Dopo l’infanzia, mi sono trasferito a Sciacca, ottanta chilometri di distanza, ma un’altra Sicilia quasi. Cittadina più grande, spumeggiante, sul mare, spagnoleggiante direi. E dopo il Liceo classico, il grande salto. Milano, l’università Bocconi, il Nord che mi sembrava così lontano e differente, l’ambizione di poter realizzare i propri sogni. Sì, perché dovete immaginarla quella Sicilia, la Sicilia degli anni Settanta, dove la palude della sottocultura clientelare e mafiosa era ancora più asfissiante e radicata… Tanto rispetto per chi aveva voglia di rimanerci, ma, l’avete già capito, quel mondo cominciava a starmi un po’ stretto.
A Milano, però, il vostro candidato si rende conto ben presto che la corruzione, il clientelismo, la mafia non sono un affare solo siciliano e che i legami tra certi ceti politici e le organizzazioni criminali non conoscono steccati, non hanno limitazioni geografiche. È proprio l’impegno contro il malaffare e la mala politica che mi porta, qualche anno dopo, al circolo Società Civile e da lì nella redazione del glorioso mensile omonimo.
È in questa veste che si consuma lo strappo ideale tra me e il mio più illustre concittadino, il grande scrittore e intellettuale.

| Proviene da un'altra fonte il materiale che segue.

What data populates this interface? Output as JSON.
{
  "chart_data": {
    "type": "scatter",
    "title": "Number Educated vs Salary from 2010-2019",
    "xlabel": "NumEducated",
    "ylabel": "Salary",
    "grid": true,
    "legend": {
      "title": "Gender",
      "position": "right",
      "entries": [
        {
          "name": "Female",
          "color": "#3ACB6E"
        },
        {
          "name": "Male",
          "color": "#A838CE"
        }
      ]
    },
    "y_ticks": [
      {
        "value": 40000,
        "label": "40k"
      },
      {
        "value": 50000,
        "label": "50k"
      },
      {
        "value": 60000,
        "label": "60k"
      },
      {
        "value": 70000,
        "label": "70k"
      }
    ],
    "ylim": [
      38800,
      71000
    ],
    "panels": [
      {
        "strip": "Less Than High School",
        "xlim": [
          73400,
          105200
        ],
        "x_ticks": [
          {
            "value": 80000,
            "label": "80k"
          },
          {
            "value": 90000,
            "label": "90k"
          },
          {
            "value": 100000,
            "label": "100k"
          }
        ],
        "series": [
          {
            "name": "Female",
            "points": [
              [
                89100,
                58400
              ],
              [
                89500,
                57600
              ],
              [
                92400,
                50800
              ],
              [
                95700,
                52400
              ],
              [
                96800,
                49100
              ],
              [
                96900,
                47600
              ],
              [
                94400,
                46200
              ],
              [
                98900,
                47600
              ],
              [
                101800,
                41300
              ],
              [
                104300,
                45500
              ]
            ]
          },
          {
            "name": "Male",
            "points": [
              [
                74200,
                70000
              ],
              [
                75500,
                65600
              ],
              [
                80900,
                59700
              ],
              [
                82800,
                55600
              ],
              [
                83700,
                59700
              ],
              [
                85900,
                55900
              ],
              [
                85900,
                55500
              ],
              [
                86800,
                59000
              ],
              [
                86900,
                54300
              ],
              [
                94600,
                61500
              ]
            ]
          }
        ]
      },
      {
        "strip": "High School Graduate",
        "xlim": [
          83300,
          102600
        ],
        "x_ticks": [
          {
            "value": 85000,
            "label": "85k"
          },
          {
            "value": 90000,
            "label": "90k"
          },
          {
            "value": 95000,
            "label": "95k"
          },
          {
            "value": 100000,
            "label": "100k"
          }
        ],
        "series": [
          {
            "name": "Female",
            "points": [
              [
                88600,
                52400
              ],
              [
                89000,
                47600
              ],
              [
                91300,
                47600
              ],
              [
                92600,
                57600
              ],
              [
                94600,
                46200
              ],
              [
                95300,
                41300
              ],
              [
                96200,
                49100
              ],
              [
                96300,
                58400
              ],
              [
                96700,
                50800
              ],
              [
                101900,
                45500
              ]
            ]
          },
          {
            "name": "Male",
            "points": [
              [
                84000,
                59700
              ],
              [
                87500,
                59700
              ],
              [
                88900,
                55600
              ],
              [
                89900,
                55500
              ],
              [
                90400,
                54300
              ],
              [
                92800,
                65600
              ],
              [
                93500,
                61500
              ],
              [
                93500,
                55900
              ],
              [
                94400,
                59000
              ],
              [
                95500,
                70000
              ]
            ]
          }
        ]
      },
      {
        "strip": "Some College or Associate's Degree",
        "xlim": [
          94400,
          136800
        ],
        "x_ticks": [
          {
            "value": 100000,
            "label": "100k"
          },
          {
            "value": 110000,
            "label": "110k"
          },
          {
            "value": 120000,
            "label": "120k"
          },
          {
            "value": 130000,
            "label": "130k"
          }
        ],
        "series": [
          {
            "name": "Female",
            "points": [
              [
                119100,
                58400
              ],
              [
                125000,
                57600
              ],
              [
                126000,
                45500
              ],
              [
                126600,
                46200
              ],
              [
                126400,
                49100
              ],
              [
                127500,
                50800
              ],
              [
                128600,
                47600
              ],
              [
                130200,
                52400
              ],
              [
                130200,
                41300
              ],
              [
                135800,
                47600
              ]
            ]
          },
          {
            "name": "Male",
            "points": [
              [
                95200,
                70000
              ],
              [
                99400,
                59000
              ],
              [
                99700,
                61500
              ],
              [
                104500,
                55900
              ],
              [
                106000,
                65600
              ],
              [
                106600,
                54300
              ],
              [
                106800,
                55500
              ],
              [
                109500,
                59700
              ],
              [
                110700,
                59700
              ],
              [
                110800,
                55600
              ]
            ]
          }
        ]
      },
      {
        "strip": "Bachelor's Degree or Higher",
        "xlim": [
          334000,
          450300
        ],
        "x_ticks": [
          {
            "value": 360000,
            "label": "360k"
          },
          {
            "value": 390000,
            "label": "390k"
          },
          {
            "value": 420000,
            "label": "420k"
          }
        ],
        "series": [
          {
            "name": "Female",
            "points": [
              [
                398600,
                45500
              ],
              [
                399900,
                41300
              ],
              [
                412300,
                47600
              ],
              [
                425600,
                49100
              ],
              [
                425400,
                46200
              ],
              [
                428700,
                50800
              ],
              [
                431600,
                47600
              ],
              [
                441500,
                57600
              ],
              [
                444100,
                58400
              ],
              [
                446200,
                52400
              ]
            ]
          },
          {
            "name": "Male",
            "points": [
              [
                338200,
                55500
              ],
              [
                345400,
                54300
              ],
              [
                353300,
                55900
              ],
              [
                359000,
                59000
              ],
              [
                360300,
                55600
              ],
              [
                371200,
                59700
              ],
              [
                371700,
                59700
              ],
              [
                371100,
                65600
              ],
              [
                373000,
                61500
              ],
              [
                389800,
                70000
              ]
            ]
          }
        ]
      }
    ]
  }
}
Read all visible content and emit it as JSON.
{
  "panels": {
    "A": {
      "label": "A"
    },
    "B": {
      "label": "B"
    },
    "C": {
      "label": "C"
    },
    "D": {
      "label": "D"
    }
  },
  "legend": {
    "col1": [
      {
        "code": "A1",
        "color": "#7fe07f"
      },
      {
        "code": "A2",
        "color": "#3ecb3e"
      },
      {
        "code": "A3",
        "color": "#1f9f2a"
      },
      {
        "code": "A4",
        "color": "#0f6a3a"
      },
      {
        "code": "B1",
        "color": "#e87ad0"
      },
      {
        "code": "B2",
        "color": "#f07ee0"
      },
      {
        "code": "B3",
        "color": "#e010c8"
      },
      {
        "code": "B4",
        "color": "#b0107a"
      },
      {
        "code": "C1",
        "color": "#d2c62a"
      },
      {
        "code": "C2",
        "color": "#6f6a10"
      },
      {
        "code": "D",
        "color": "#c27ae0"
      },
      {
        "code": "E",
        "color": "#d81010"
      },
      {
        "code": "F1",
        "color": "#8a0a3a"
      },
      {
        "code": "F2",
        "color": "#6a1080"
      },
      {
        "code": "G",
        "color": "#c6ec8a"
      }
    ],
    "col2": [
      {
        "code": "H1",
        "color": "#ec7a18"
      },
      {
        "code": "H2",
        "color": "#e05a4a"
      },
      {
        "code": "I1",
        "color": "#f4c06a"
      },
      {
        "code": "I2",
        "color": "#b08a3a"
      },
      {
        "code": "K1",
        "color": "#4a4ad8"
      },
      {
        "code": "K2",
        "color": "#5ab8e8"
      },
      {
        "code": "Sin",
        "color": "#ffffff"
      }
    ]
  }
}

Erano i tempi della nota polemica sui “professionisti dell’antimafia”, nata appunto da un articolo di Sciascia sul “Corriere della Sera”. E che proprio il Grande Scrittore che aveva contribuito a far crescere la coscienza civile di generazioni di giovani siciliani fornisse supporto ideologico (volente o nolente) alla “palude”, mi sembrava intollerabile.
Debbo dire che il Grande Racalmutese, in realtà, l’ho incontrato solo un paio di volte e proprio a Milano, partecipando, giovane timoroso, a casa di comuni conoscenze, a serate conviviali a cui partecipavano anche persone del calibro di Vincenzo Consolo.
Chiacchiere a volte accalorate, con Sciascia, con gli occhi a fessura e la perenne sigaretta in mano, che classificava i fatti spesso solo con un profondo “si capisce” o “ non si capisce”.
Col tempo mi sono riappropriato del mio rapporto con Sciascia, con Racalmuto, con la Sicilia: fanno parte di me intensamente, intimamente e mi piace tornare, ritrovare odori, sapori, colori.
L’anno scorso il consiglio comunale di Racalmuto è stato sciolto per mafia e poco dopo la giunta regionale lombarda è caduta, travolta dagli scandali e dai rapporti con la criminalità organizzata. Ecco perché credo che io, siciliano che ha vissuto la gran parte dell’esistenza a Milano, candidandomi in Lombardia possa continuare con coerenza il percorso di una vita.